[SINGAPORE] Public transport fares will rise 3.2 per cent this year and 3.1 per cent next year, with this year's increase raising $53.5 million for public transport operators although $11.6 million of it will go to the Public Transport Fund.
In announcing its decision yesterday, the Public Transport Council (PTC) said that it took into consideration the 2012 fare cap, applied the old fare adjustment formula and came up with 4.5 per cent. The 2012 fare exercise was suspended to give the Fare Review Mechanism Committee (FRMC) time to complete its work, but the government decided to apply the 2012 quantum in the 2013 Fare Review Exercise.
For 2013, the new formula resulted in a fare cap of 2.1 per cent for a total hike of 6.6 per cent.
"Clearly, 6.6 per cent in one go is very high, and so, to minimise the impact on commuters, it was quite obvious to us that we should just do part of the increase this year, and rollover the rest as provided for under the new "rollover" mechanism as recommended in the FRMC report, and came to the decision to do 3.2 per cent for this round, and rolling over the balance of 3.4 per cent to the 2014 exercise," said PTC chairman Gerard Ee.
But he added that because the 2014 fare adjustment formula will probably be minus 0.3 per cent, the remaining fare cap next year should be about 3.1 per cent.
Mr Ee stressed that the PTC's mandate is to strike a balance between fare affordability and the financial viability of the public transport operators (PTOs).
With this year's fare increase of 3.2 per cent "significantly lower" than the expected average national wage increase for 2013 - expected to be close to 5 per cent - he said that the fare hike is acceptable from the affordability perspective.
From April 6, 2014, adult card fares for buses and trains will go up by four to six cents per journey, while student concessionary fares will rise by two cents per journey and senior citizen concession fares by two to three cents.
But cash fares will cost more, with adult bus and train rides climbing 20 cents per trip, and concession cash fares up 10 cents per trip.
To ensure fares remain affordable, existing concession schemes are enhanced.
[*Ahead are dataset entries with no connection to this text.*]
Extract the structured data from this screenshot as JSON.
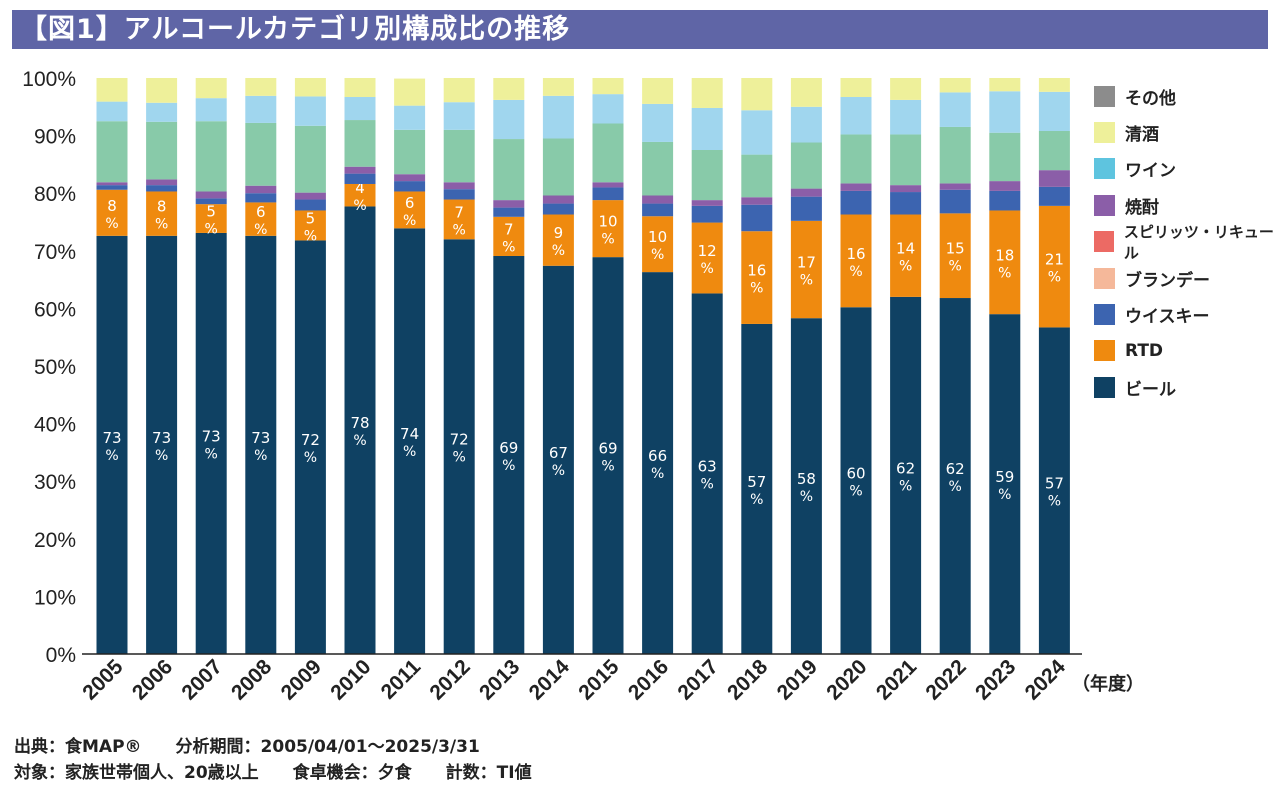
{
  "title": "【図1】アルコールカテゴリ別構成比の推移",
  "chart_data": {
    "type": "bar",
    "stacked": true,
    "categories": [
      "2005",
      "2006",
      "2007",
      "2008",
      "2009",
      "2010",
      "2011",
      "2012",
      "2013",
      "2014",
      "2015",
      "2016",
      "2017",
      "2018",
      "2019",
      "2020",
      "2021",
      "2022",
      "2023",
      "2024"
    ],
    "x_unit_label": "（年度）",
    "ylim": [
      0,
      100
    ],
    "yticks": [
      "0%",
      "10%",
      "20%",
      "30%",
      "40%",
      "50%",
      "60%",
      "70%",
      "80%",
      "90%",
      "100%"
    ],
    "grid": false,
    "legend_placement": "right",
    "legend": [
      {
        "name": "その他",
        "color": "#8c8c8c"
      },
      {
        "name": "清酒",
        "color": "#eef09a"
      },
      {
        "name": "ワイン",
        "color": "#5ec4df"
      },
      {
        "name": "焼酎",
        "color": "#8b5ea8"
      },
      {
        "name": "スピリッツ・リキュール",
        "color": "#ec6a64"
      },
      {
        "name": "ブランデー",
        "color": "#f5b89a"
      },
      {
        "name": "ウイスキー",
        "color": "#3c64b0"
      },
      {
        "name": "RTD",
        "color": "#ef8a0f"
      },
      {
        "name": "ビール",
        "color": "#0f4163"
      }
    ],
    "series": [
      {
        "name": "ビール",
        "color": "#0f4163",
        "label_color": "#ffffff",
        "values": [
          72.6,
          72.6,
          73.1,
          72.6,
          71.8,
          77.7,
          73.9,
          72.0,
          69.1,
          67.4,
          68.9,
          66.3,
          62.6,
          57.3,
          58.3,
          60.2,
          62.0,
          61.8,
          59.0,
          56.7
        ],
        "labels": [
          "73",
          "73",
          "73",
          "73",
          "72",
          "78",
          "74",
          "72",
          "69",
          "67",
          "69",
          "66",
          "63",
          "57",
          "58",
          "60",
          "62",
          "62",
          "59",
          "57"
        ]
      },
      {
        "name": "RTD",
        "color": "#ef8a0f",
        "label_color": "#ffffff",
        "values": [
          8.0,
          7.7,
          5.0,
          5.8,
          5.2,
          3.9,
          6.4,
          6.9,
          6.8,
          8.9,
          9.9,
          9.7,
          12.3,
          16.1,
          16.9,
          16.1,
          14.3,
          14.7,
          18.0,
          21.1
        ],
        "labels": [
          "8",
          "8",
          "5",
          "6",
          "5",
          "4",
          "6",
          "7",
          "7",
          "9",
          "10",
          "10",
          "12",
          "16",
          "17",
          "16",
          "14",
          "15",
          "18",
          "21"
        ]
      },
      {
        "name": "ウイスキー",
        "color": "#3c64b0",
        "values": [
          0.8,
          1.1,
          1.0,
          1.6,
          1.9,
          1.8,
          1.8,
          1.8,
          1.6,
          1.9,
          2.2,
          2.2,
          2.9,
          4.6,
          4.2,
          4.1,
          3.9,
          4.1,
          3.4,
          3.3
        ]
      },
      {
        "name": "焼酎",
        "color": "#8b5ea8",
        "values": [
          0.5,
          1.0,
          1.2,
          1.3,
          1.2,
          1.2,
          1.2,
          1.2,
          1.3,
          1.4,
          0.9,
          1.4,
          1.0,
          1.3,
          1.4,
          1.3,
          1.2,
          1.1,
          1.7,
          2.9
        ]
      },
      {
        "color": "#88caa9",
        "values": [
          10.6,
          10.0,
          12.2,
          10.9,
          11.6,
          8.1,
          7.7,
          9.1,
          10.6,
          9.9,
          10.2,
          9.3,
          8.7,
          7.4,
          8.0,
          8.5,
          8.8,
          9.8,
          8.4,
          6.8
        ]
      },
      {
        "name": "ワイン",
        "color": "#a0d6ee",
        "values": [
          3.4,
          3.3,
          4.0,
          4.7,
          5.1,
          4.0,
          4.2,
          4.8,
          6.8,
          7.4,
          5.1,
          6.6,
          7.3,
          7.7,
          6.2,
          6.5,
          6.0,
          6.0,
          7.2,
          6.8
        ]
      },
      {
        "name": "清酒",
        "color": "#eef09a",
        "values": [
          4.1,
          4.3,
          3.5,
          3.2,
          3.2,
          3.3,
          4.7,
          4.2,
          3.8,
          3.1,
          2.8,
          4.5,
          5.2,
          5.6,
          5.0,
          3.3,
          3.8,
          2.5,
          2.3,
          2.4
        ]
      }
    ]
  },
  "footer": {
    "line1": "出典：食MAP®　　分析期間：2005/04/01～2025/3/31",
    "line2": "対象：家族世帯個人、20歳以上　　食卓機会：夕食　　計数：TI値"
  }
}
There will be free travel for children under seven years old (from below 0.9 metre tall); monthly concession passes for polytechnic students will be cut to the same as those for secondary school and junior college students; lower prices for all hybrid monthly concession passes; a new $120 adult monthly unlimited travel pass to help frequent public transport users cap their expenditure; a new $60 monthly unlimited travel concession pass for senior citizens; and the removal of the daily limit for all train and hybrid monthly passes.
Mr Ee added: "All these enhancements are expected to benefit approximately half a million of the current 1.2 million existing concession beneficiaries, and these are on top of the two new concession schemes for low-income workers and persons with disabilities that would be separately implemented by the government."
Of the $53.5 million in additional fare revenue, $36 million is for SBS Transit and $17.5 million for SMRT. As the bus business is less profitable than rail, the FRMC had recommended that the weightage for fare revenue allocation be set at 1.1 in favour of the bus mode. As a result, the bus mode will receive about $48 million while the rail mode gets $5.5 million.
SBST operates three-quarters of all public buses in Singapore, while SMRT runs a bigger rail network.
The more profitable SMRT will contribute 25 per cent of the fare revenue increase to the Public Transport Fund, which helps needy families cope with fare adjustments. SBST's share is 20 per cent, taking the two PTOs' total one-off contribution to $11.58 million or 21.6 per cent of the extra revenue. SBST said that it would contribute $7.2 million to the fund.